Kinds of Debt Financing
There are two kinds of debt financing; short term and long term. In short term financing you will return the capital money with interest within one year. It is usually needed for the day-to-day operations of a wholesale business, such as purchasing supplies, inventory, or paying the salaries of employees. In long term financing the loan is taken for more than a year. It is usually used for buying business assets such as equipment, buildings, land, warehouse or machinery.
Advantages of Debt Financing
There are various advantages of debt financing like when you are taking debt then you are master of your own fate and you are in full control and don’t have to share profits with any investors and partners. When investors and partners are involved in your business then for sure they are also part of your business and can ask you questions about your way of running business.
There are many firms who are giving loans to wholesalers and other companies on competitive rates so there are wide opportunities for wholesalers to get loans on the terms which suit them. The other big advantage of debt financing is that you don’t have to pay tax on the money taken which ultimately reduces your liability of paying tax every year.

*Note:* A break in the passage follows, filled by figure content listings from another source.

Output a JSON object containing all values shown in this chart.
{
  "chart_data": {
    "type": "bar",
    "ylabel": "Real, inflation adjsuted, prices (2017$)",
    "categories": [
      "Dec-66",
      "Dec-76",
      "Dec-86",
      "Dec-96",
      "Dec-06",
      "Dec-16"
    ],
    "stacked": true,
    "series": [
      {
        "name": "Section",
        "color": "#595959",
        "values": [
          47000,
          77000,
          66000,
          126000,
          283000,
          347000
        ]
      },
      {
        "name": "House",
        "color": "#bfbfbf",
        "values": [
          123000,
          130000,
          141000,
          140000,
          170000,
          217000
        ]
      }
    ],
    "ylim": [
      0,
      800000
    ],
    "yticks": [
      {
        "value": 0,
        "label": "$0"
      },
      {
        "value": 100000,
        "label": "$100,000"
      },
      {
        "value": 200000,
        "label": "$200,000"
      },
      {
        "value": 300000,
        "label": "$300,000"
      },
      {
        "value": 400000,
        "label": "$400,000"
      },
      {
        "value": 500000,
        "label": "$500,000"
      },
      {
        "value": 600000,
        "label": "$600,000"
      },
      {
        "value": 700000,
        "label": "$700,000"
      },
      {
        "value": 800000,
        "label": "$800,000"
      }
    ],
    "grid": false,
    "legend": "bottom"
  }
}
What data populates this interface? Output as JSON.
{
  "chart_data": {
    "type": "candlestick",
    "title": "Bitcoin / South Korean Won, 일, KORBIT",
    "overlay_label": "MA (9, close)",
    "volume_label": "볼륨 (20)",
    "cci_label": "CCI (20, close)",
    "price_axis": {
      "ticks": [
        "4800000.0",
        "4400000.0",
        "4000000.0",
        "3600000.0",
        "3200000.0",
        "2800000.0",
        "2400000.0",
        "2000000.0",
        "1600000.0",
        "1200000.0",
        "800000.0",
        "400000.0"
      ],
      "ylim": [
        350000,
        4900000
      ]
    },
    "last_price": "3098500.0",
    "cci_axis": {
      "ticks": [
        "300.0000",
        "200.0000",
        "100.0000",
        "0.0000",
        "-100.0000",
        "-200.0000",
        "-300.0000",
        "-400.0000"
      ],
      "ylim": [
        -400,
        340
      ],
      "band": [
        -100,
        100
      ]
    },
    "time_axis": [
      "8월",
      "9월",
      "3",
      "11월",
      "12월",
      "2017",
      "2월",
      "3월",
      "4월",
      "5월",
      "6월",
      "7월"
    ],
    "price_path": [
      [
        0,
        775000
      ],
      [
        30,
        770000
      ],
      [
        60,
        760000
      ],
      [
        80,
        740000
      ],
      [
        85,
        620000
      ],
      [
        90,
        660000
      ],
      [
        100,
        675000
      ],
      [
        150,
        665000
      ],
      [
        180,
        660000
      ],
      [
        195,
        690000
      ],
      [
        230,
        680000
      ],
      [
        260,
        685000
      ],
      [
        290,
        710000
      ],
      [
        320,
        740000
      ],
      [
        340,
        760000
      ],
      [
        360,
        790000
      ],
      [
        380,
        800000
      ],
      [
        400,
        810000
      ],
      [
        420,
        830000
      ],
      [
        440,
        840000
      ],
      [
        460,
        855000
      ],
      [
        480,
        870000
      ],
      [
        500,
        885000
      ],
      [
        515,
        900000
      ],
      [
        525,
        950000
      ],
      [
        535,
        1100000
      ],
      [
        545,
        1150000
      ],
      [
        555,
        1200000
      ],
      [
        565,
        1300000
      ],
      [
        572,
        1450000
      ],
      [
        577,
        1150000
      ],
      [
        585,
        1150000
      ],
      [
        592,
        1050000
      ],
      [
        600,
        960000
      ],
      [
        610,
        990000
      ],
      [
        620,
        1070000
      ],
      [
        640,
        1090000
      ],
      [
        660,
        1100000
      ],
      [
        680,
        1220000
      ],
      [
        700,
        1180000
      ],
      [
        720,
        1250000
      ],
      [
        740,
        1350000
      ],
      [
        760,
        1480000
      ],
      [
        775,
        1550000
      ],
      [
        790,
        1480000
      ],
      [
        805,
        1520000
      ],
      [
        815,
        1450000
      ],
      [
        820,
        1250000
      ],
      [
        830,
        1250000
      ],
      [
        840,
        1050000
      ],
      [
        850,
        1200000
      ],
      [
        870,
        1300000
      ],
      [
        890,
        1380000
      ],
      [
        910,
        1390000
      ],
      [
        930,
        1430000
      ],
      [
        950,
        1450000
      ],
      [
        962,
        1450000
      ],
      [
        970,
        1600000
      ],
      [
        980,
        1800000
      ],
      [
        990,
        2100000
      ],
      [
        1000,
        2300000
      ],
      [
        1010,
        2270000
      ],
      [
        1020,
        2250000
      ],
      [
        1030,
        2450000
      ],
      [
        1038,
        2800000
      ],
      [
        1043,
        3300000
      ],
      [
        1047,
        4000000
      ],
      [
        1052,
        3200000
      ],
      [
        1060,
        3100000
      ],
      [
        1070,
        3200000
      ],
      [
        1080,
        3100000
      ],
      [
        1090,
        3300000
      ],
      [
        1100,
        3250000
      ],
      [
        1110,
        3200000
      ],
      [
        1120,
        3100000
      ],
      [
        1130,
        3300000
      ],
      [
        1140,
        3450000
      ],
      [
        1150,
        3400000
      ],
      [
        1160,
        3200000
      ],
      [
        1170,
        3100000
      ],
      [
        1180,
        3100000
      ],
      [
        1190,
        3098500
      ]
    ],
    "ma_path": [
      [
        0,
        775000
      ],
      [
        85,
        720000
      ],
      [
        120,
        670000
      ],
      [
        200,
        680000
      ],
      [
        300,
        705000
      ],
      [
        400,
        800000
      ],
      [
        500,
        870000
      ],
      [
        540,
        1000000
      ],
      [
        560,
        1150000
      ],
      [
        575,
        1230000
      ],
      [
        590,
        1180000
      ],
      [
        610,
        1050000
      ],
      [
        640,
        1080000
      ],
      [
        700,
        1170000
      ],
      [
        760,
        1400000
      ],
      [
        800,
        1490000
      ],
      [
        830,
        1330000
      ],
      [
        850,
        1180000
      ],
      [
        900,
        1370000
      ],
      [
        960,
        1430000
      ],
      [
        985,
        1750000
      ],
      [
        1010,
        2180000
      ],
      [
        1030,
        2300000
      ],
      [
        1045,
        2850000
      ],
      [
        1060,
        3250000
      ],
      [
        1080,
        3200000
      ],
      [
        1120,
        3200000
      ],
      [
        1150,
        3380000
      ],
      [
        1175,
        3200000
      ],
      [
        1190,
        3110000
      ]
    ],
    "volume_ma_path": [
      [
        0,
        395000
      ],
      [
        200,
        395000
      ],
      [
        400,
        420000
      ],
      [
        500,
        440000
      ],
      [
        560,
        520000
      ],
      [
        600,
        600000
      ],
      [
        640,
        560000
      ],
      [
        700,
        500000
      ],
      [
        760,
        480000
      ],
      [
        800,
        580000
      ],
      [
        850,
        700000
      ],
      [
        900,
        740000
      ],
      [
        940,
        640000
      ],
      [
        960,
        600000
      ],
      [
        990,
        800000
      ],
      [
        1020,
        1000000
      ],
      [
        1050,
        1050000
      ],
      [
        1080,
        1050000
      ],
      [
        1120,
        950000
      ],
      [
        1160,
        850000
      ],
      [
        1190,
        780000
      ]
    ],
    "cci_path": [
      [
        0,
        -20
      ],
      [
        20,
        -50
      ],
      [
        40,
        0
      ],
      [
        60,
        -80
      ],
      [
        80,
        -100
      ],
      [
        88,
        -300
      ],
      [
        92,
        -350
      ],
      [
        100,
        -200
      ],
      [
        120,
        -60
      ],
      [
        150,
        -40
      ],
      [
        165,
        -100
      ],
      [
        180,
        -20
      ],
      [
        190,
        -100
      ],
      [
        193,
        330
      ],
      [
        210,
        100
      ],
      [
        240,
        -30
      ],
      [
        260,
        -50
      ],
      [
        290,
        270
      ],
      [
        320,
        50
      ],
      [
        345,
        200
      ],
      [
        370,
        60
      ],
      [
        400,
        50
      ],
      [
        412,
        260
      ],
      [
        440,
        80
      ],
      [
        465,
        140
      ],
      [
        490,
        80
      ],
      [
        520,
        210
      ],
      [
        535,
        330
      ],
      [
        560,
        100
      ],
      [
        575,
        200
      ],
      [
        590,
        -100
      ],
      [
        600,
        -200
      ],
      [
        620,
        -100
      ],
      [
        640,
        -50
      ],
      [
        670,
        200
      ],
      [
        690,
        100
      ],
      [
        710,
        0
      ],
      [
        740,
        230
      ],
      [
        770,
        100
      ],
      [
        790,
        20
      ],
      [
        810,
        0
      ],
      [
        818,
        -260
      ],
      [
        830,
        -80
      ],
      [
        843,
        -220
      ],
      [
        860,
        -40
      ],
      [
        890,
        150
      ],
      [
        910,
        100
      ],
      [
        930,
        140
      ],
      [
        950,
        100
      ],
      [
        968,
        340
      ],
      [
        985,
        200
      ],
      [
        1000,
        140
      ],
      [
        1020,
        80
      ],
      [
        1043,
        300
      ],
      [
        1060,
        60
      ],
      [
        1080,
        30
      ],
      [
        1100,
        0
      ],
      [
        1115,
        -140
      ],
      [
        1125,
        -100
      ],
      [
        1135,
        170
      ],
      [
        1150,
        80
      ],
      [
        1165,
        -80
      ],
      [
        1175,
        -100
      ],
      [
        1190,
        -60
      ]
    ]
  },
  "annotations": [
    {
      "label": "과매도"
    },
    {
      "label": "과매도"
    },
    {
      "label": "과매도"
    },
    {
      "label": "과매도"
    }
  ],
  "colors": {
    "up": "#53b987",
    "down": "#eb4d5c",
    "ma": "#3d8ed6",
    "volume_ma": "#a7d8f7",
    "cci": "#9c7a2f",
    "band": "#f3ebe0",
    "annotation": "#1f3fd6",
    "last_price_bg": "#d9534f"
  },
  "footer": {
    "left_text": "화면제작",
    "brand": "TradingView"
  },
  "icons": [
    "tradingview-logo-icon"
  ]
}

Disadvantages of Debt Financing
On other hand there are many disadvantages of borrowing money in wholesale business. In many cases, the wholesaler is under heavy debt already when he needs new funds. Obviously not making the loan payments will ruin the debtor credit ratings and make borrowing from the creditor in the future difficult or impossible and in business reputation is the only thing which makes you survive in the market. Many banks and other agencies require you to provide some kind of security to obtain the loan successfully. Sometimes many business men end up confiscating their whole properties. Besides there can be a possibility of legal action against debtor at any time. In short we can say when ever a person is getting debt he is going to run his business at risk of bankruptcy.